14 Şubat 2012 Salı

Vazgeçemediklerimiz...

Yapışıp kalmış gibidir vazgeçemediklerimiz. Yürek sızısı olur, tarifsiz sevinç olur, unutulmaz olur. Vazgeçilemezler.

Çocukluk anılarımızdan başlarız vazgeçmemeye. Öyle hepsinden değil belki ama o sıcak ve güven veren kokusundan vazgeçemeyiz. Bize kalan anılarda hep resmini taşırız zihnimizde. Kitaplarımızdan vazgeçemeyiz. Ne kadar çoksalar, biz de onlarla çoğalırız. Kimseye veremeyiz üstelik, bizim gösterdiğimiz değeri bulamayacaklarından korkarak. Müziklerimizden vazgeçemeyiz. Onlar “anı”lardır, “an”lardır geçmişten bugüne. Yaşadığımız her bir dönemin, bizde kalan izlerinin en iyi tanıklarıdır. Yüreğimizi çizip geçerler çoğunluk ama onlarsız da olmaz. Şehrimizden vazgeçemeyiz, nereye gitsek dönmek isteriz hep. Her uzak kalıp geri dönüşümüzde, içimize çekeriz çokça havasını, yıllarca ayrı kalmışcasına. Sadakatimizden vazgeçemeyiz, ihanetler görsek de öyle ağır mesela.

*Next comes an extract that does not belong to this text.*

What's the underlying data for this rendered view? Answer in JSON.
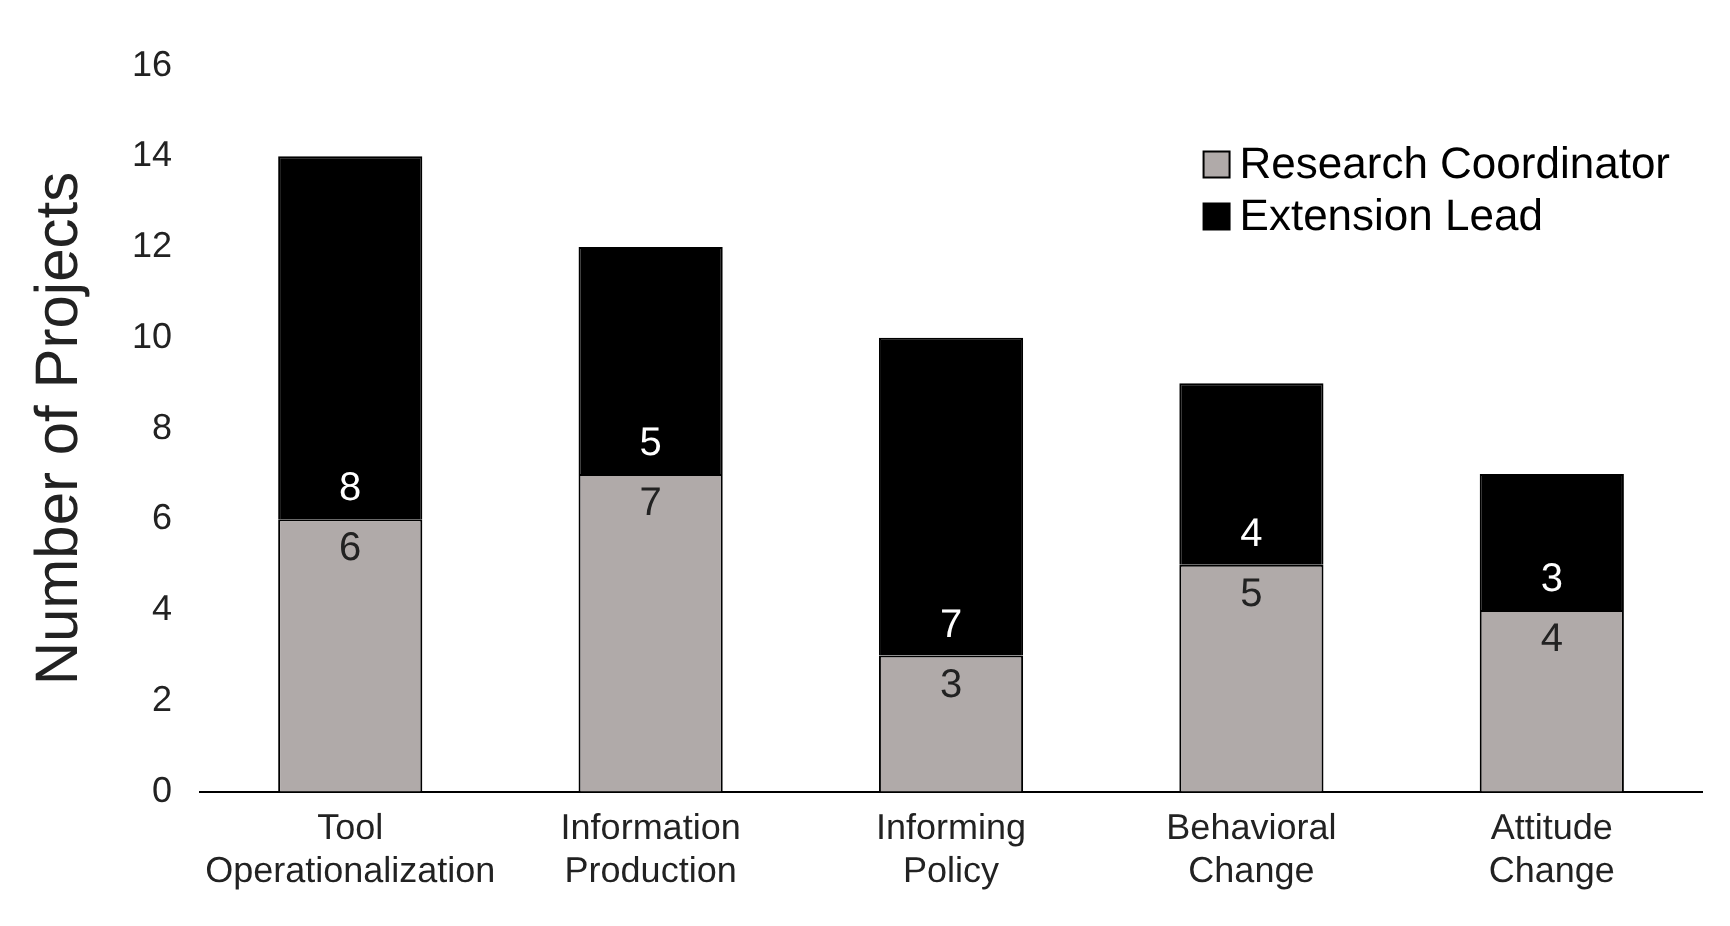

Öyle inanılmaz hani. Ama hiçbirinin bizi ezmesine izin vermeyiz. Onlar gibi oluruz aksi halde. Heyecanımızdan vazgeçemeyiz, bizi harekete geçiren, yaşadığımızı hissettiren heyecanımızdan. Bazen ellerimizi ve bacaklarımızı kullanamaz hale gelene kadar titrediğimiz zamanlar olur, ama yine de vazgeçmeyiz çünkü o biziz… Sevincimizden vazgeçemeyiz, çok küçük şeylerin bizi sevindirmesi yeter çünkü. Belki bu yüzden çok değerli de olmayız, ama “değer” dediklerimizden de olmayız. Acı çekmekten de vazgeçememiş oluruz belki… “İdeal”lerimizdan vazgeçemeyiz, onlarla yenileniriz, onlarla keşfederiz hep kendimizi. Sınırlarımızı, değerlerimizi, sahip olduklarımızı. Sevgimizden vazgeçemeyiz. Parçalanırız , bölünürüz, dağılırız ama hiç vazgeçemeyiz.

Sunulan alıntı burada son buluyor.